I thought it was just a frog in his throat.  Maybe he was coming down with something.  It’s not that I didn’t notice his voice was different, but I was totally caught off guard when a friend commented that my 14-year-old son’s voice was changing.  Really?  It’s happening already?  My boy is morphing into manhood right before my eyes?

He’s grown two inches in the last six months.  He’s eating more and sleeping longer.  I should have known this was coming, but I’m not sure any parent can ever be prepared for moments like these.

When he decided to be done with diapers at age two and a half, I still had a load of them hanging on the line to dry.  I never even got to have a little farewell celebration with them – I just took them down and put them in a box, never to use them again.
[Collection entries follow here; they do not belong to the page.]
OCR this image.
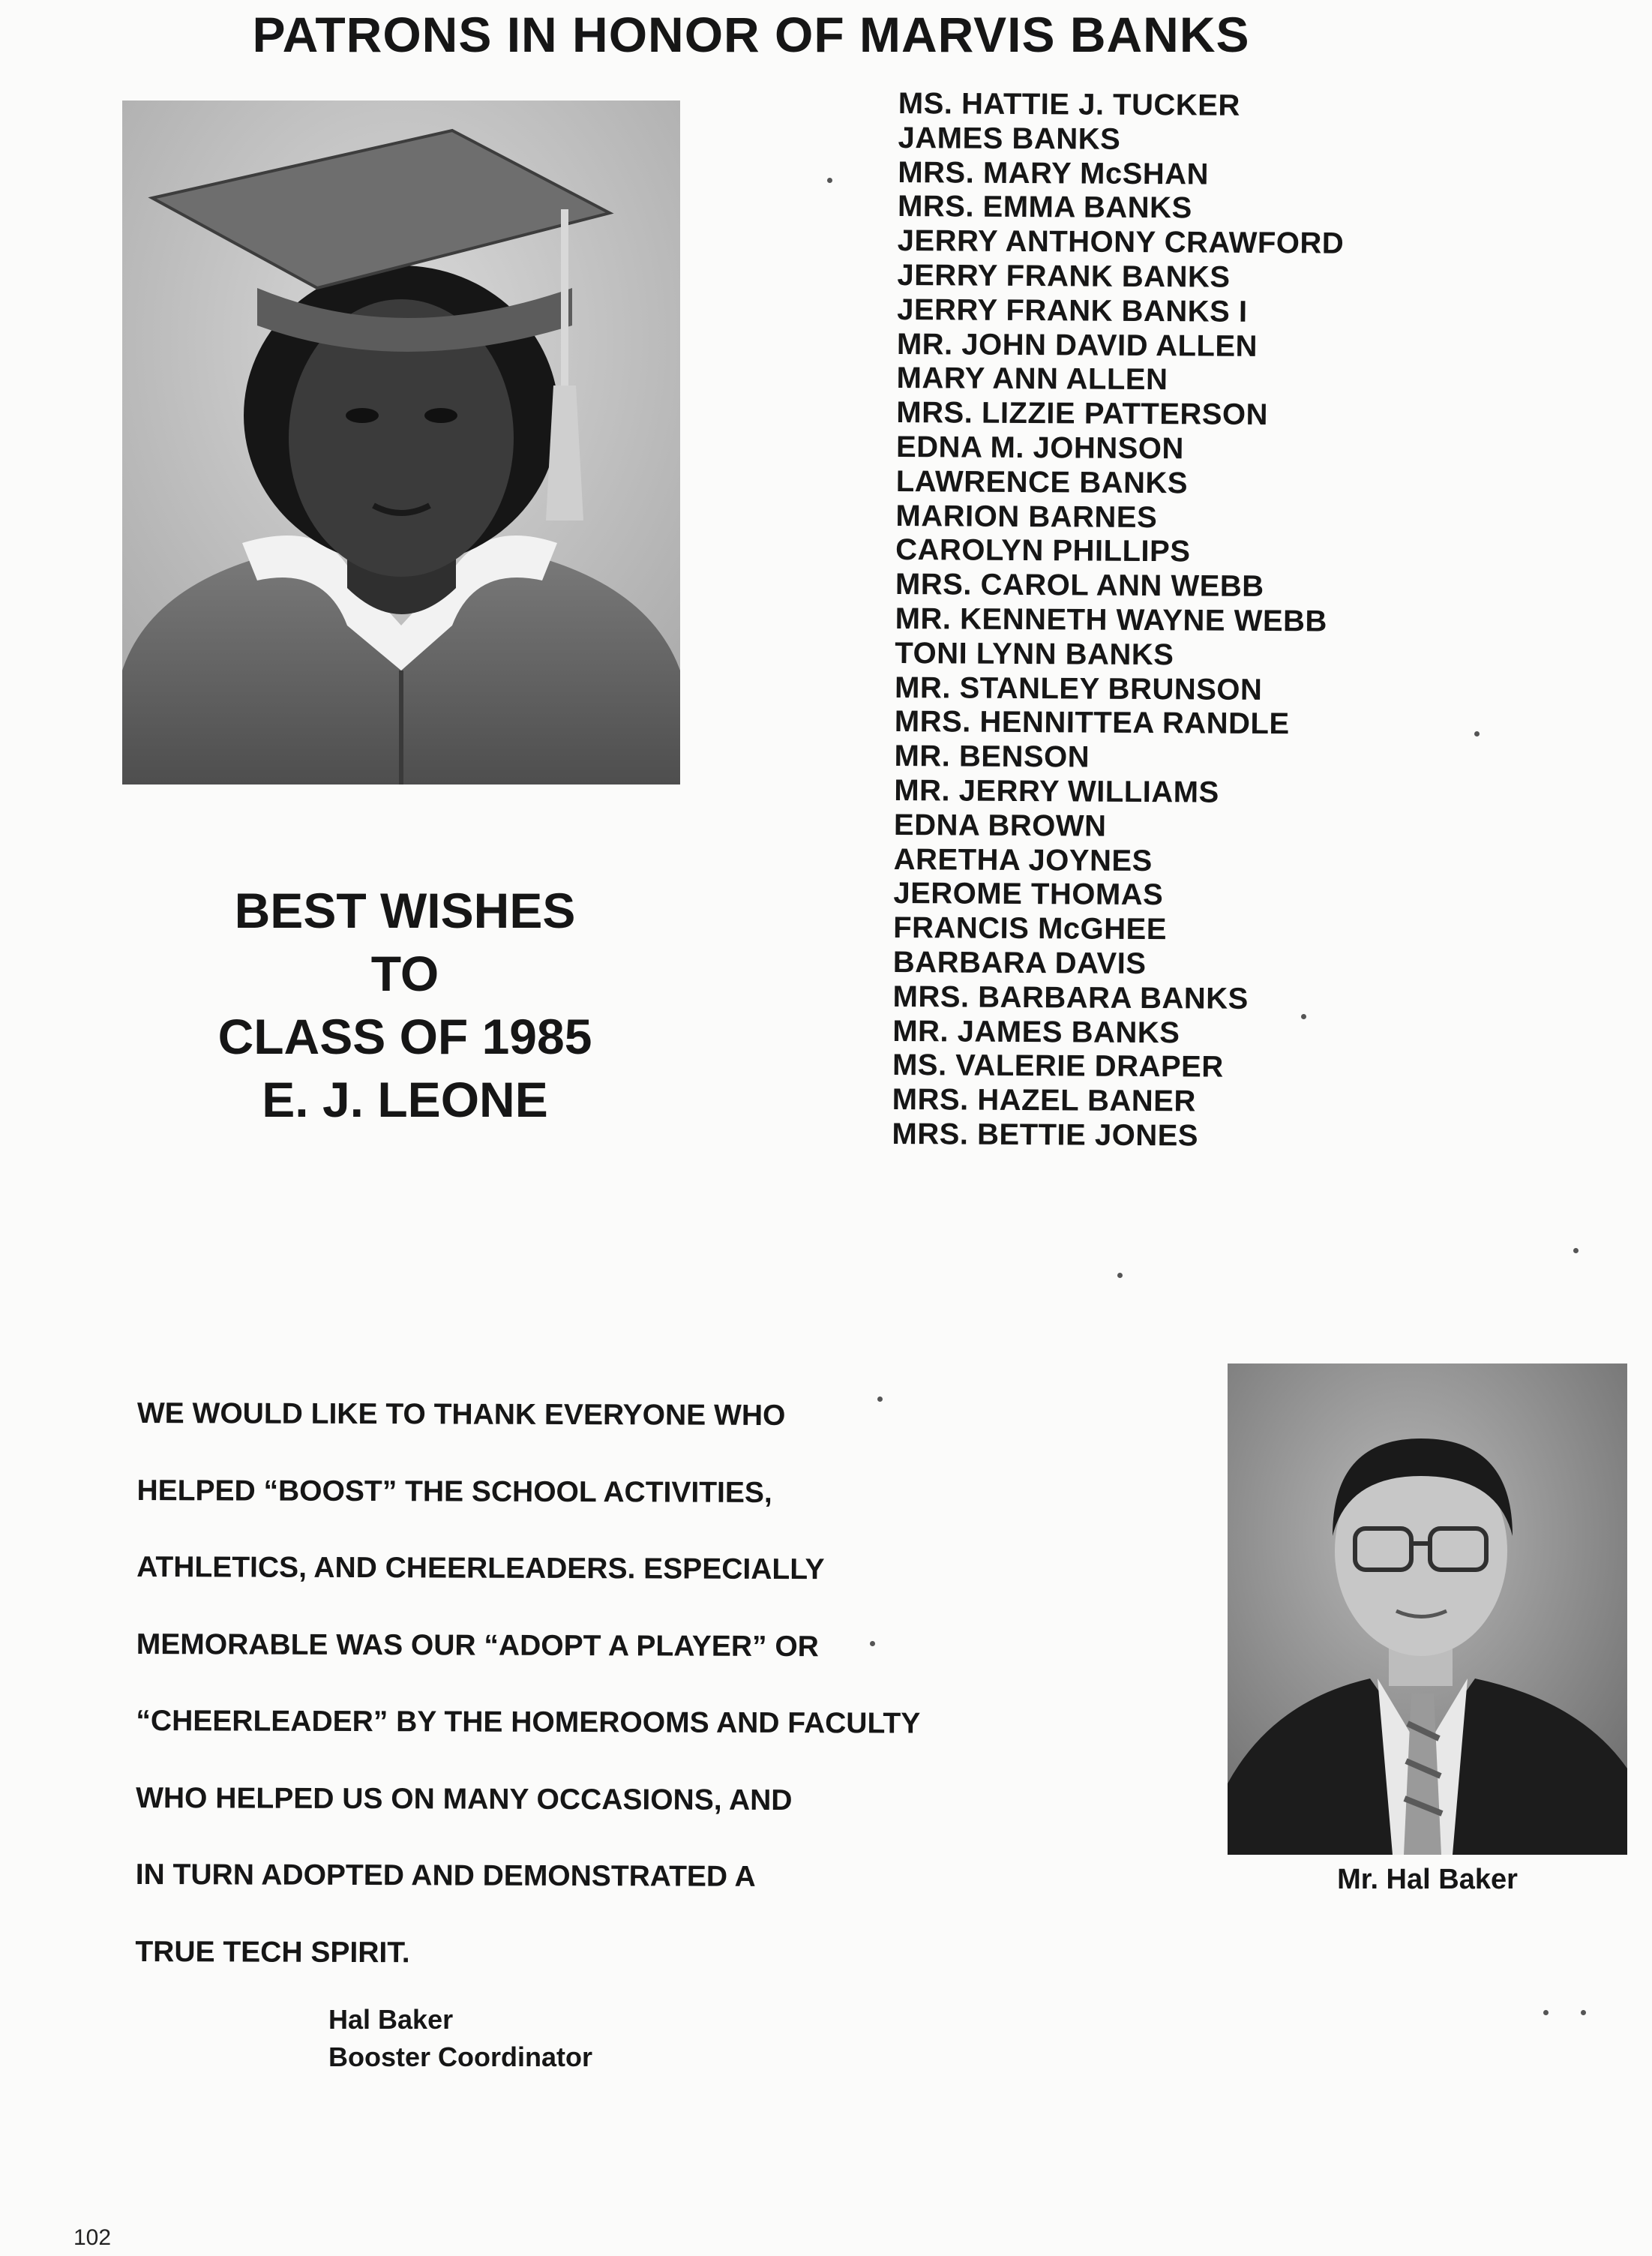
PATRONS IN HONOR OF MARVIS BANKS
BEST WISHES
TO
CLASS OF 1985
E. J. LEONE
MS. HATTIE J. TUCKER
JAMES BANKS
MRS. MARY McSHAN
MRS. EMMA BANKS
JERRY ANTHONY CRAWFORD
JERRY FRANK BANKS
JERRY FRANK BANKS I
MR. JOHN DAVID ALLEN
MARY ANN ALLEN
MRS. LIZZIE PATTERSON
EDNA M. JOHNSON
LAWRENCE BANKS
MARION BARNES
CAROLYN PHILLIPS
MRS. CAROL ANN WEBB
MR. KENNETH WAYNE WEBB
TONI LYNN BANKS
MR. STANLEY BRUNSON
MRS. HENNITTEA RANDLE
MR. BENSON
MR. JERRY WILLIAMS
EDNA BROWN
ARETHA JOYNES
JEROME THOMAS
FRANCIS McGHEE
BARBARA DAVIS
MRS. BARBARA BANKS
MR. JAMES BANKS
MS. VALERIE DRAPER
MRS. HAZEL BANER
MRS. BETTIE JONES
WE WOULD LIKE TO THANK EVERYONE WHO
HELPED “BOOST” THE SCHOOL ACTIVITIES,
ATHLETICS, AND CHEERLEADERS. ESPECIALLY
MEMORABLE WAS OUR “ADOPT A PLAYER” OR
“CHEERLEADER” BY THE HOMEROOMS AND FACULTY
WHO HELPED US ON MANY OCCASIONS, AND
IN TURN ADOPTED AND DEMONSTRATED A
TRUE TECH SPIRIT.
Hal Baker
Booster Coordinator
Mr. Hal Baker
102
How is it these moments come and go so quickly?  I know parenting is all about letting go - and if the child lets go, then we’ve done our job - but these milestones should be celebrated in some way.  Stone pillars in the yard to commemorate such occasions might be good.

Before he was born, we took a “birthing” class to find out what to expect, being first time parents and all.  It was mostly about breathing techniques and how to manage the pain.  When the instructor asked if anyone had any questions, my husband raised his hand and asked, “So, how high up in the tree can you let them climb, so that if they fall they just get hurt enough to learn the lesson, but it doesn’t kill them?”  He was serious.  I was mortified.  Really?  This is the kind of things fathers think about right before a baby is born?

The day did come when our son was up in a tree, with his father’s blessing and without my knowledge.  He was four year’s old and when he fell, it was only by the grace of God he avoided serious injury.  I guess that particular parental mystery of my husband’s is now over.  It was about fifteen feet.

I don’t know many fathers that give as much contemplative thought to the parenting process as the mothers, as our tendency is to think and worry about everything.  Fathers rarely have worries, and this is why, it seems, all the accidents I read in the newspaper, that have happened to children, happen when they are in the care of their fathers.  We mothers see these things coming, and safety is our utmost concern, but then we’re blindsided by the day they give up using diapers or their voice starts to change.

One particularly bad day, when my son was still a toddler, a friend consoled me with this thought, “The years go by so fast, but sometimes the days are really long.” 

Now I’m wishing I could figure out how to slow down these last few years.